Pinedale-based large carnivore biologist Zach Turnbull has discovered the oldest grizzly bear ever documented in the tri-state Greater Yellowstone Ecosystem.
Turnbull had been investigating an identification tattoo inside the tranquilized grizzly bear's lip when he made the discovery. The bears are given ascending sequential tattoos in the order that they are tracked, with more recently tattooed bears having numbers starting with sevens, eights, or nines — even more than a thousand. The bear Turnbull found had the digits 168.
"He was born in 1986," said Turnbull's boss, Dan Thompson, after his team was able to pinpoint the bear's age. "That's pretty wild to think about. I think I was in junior high.

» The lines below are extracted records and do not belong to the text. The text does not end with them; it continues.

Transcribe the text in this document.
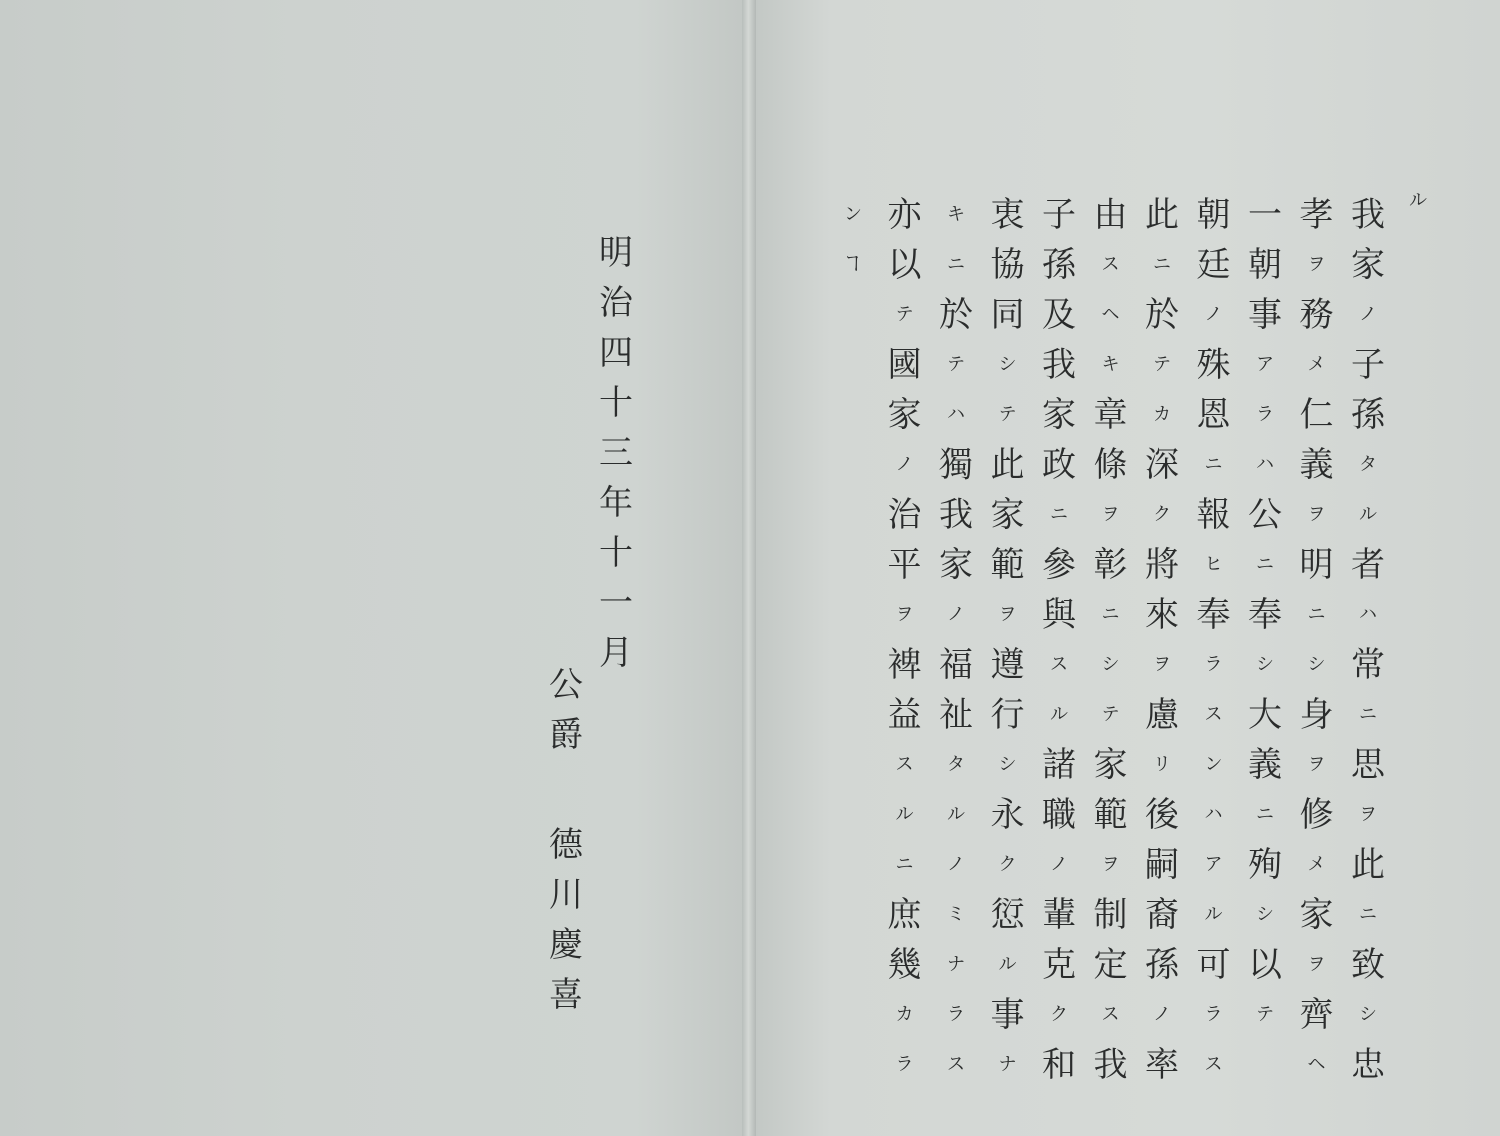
明
治
四
十
三
年
十
一
月
公
爵
德
川
慶
喜
ル
我
家
ノ
子
孫
タ
ル
者
ハ
常
ニ
思
ヲ
此
ニ
致
シ
忠
孝
ヲ
務
メ
仁
義
ヲ
明
ニ
シ
身
ヲ
修
メ
家
ヲ
齊
ヘ
一
朝
事
ア
ラ
ハ
公
ニ
奉
シ
大
義
ニ
殉
シ
以
テ
朝
廷
ノ
殊
恩
ニ
報
ヒ
奉
ラ
ス
ン
ハ
ア
ル
可
ラ
ス
此
ニ
於
テ
カ
深
ク
將
來
ヲ
慮
リ
後
嗣
裔
孫
ノ
率
由
ス
ヘ
キ
章
條
ヲ
彰
ニ
シ
テ
家
範
ヲ
制
定
ス
我
子
孫
及
我
家
政
ニ
參
與
ス
ル
諸
職
ノ
輩
克
ク
和
衷
協
同
シ
テ
此
家
範
ヲ
遵
行
シ
永
ク
愆
ル
事
ナ
キ
ニ
於
テ
ハ
獨
我
家
ノ
福
祉
タ
ル
ノ
ミ
ナ
ラ
ス
亦
以
テ
國
家
ノ
治
平
ヲ
裨
益
ス
ル
ニ
庶
幾
カ
ラ
ン
ヿ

I know it was the year before [Guns N' Roses'] Appetite for Destruction came out."
The bear is the oldest grizzly ever document in the tri-state Greater Yellowstone Ecosystem.
Thompson, large carnivore supervisor for the Wyoming Game and Fish Department, said his team was able to pinpoint Grizzly 168's age, the Jackson Hole News & Guide reports.
When Grizzly 168 was around 19 years old, he sired a three-cub litter. There has also been genetic evidence that he kept on breeding as he aged.
"It's not 100%, but based on the genetic evidence we have, there's a likelihood that he bred as a 31-year-old male," said Thompson.
When Turnbull captured Grizzly 168, the bear was down to an estimated 170 pounds, with only three nubs for canines and no other teeth.
Hilary Cooley, the U.S. Fish and Wildlife Service's grizzly bear recovery coordinator, made the call to euthanize the grizzly. According to Thompson, relocating the animal "wouldn't have been the right thing to do."
The skull of Grizzly 168 has been saved to serve as a reminder of the oldest grizzly ever known to inhabit the Yellowstone region.